Cédric Klapisch, réalisateur, notamment de l’auberge espagnole ou de sa suite les poupées russes. Reconnu dans le métier, plus rien n’est à prouvé, il filme les choses du quotidien, l’amitié, l’amour, la mort…

Dans Paris, sort en 2008, il s’attaque de nouveau au thème de l’amour et de la vie, dans une narration qui ressemble en quelque sorte à celle de Love Actually, un enchevêtrement d’histoires mettant en scène différents personnages, dont les vies se croisent, s’entrecoupent, se construisent, se font grandir les unes les autres (mais là c’est pas une daube). De la même manière que JP Jeunet traite le sujet dans le Fabuleux Destin d’Amélie Poulain, il filme Paris, son âme, au travers de ses habitants, avec un côté un peu moins abracadabrantesque.

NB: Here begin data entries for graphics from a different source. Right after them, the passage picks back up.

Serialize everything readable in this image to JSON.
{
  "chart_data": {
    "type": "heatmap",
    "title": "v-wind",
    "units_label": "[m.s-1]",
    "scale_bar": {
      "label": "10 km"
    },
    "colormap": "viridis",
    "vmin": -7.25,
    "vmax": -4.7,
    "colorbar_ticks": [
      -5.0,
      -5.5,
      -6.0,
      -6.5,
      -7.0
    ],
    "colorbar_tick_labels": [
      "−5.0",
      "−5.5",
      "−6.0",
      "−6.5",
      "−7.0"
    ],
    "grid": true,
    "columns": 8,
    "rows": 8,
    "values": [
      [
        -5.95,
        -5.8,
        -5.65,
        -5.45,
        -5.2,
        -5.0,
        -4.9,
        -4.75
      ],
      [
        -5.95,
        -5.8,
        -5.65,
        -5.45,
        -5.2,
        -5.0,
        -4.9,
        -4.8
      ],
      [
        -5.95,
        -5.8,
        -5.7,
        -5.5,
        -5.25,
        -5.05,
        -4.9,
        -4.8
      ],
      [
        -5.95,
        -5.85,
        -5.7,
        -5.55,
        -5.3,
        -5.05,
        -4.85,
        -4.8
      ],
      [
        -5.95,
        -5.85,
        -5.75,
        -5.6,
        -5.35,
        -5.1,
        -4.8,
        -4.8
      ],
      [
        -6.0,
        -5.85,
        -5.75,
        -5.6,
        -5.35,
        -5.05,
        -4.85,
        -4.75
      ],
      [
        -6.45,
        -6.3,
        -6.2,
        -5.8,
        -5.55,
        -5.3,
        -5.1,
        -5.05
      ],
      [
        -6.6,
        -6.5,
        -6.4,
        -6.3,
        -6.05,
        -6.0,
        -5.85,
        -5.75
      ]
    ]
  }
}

Avant j’me souviens y’avait les normandes, moi j’adorais les normandes, et c’est des travailleuses les normandes, c’est comme les alsaciennes.  Ah oui non mais, c’est parce que y’a des différences hein. Par exemple, si vous prenez une bretonne, bah vous ferez jamais travailler une bretonne comme vous faites travailler une normande ou une alsacienne. C’est des dures à cuire les bretonnes, y’a rien à en tirer. Ah pis je ne vous parle pas des corses ! Enfin bref, tout ça pour vous dire, figurez vous que j’ai découvert une chose, c’est les beurettes ! Bai oui, les beurettes. J’en ai une là humm, quelle jugeote ! Mais c’est une perle, alors, oui c’est vrai, je ne cache pas qu’elles ont du tempérament, mais enfin mon vieux dans le travail, elles sont là, elles sont droites et elles savent donner !
Karine Viard, dans le rôle de la boulangère, quelque peu xénophobe, parisienne conne.

Dans ce méli-mélo d’histoires mélancoliques, drôles, hilarantes, tristes,… on retrouve des têtes d’affiche du cinéma français :

  • Fabrice Lucchini, prof d’histoire
  • François Cluzet, frère de ce dernier
  • Romain Duris, ayant une maladie au cœur, c’est autour de lui que l’histoire se construit
  • Juliette Binoche, sa sœur, là pour le soutenir, en dépression amoureuse

Mais encore, Karine Viard, Mélanie Laurent, Albert Dupontel, Gilles Lellouche, Julie Ferrier

Construit autour d’une personne prête à perdre la vie, le film traite de sujets de tous les jours, mais essentiellement, le bonheur. Bien souvent rattaché à l’amour, sa quête, sa découverte, redécouverte, s’ouvrir au monde, le partager. Sur un fond d’humour, on traite de gens simples, pris au milieu d’histoires de famille, d’amis, de travail…

Un film d’humour, l’histoire d’amour que chacun entretient avec la vie, en la découvrant, la construisant, en rompant avec.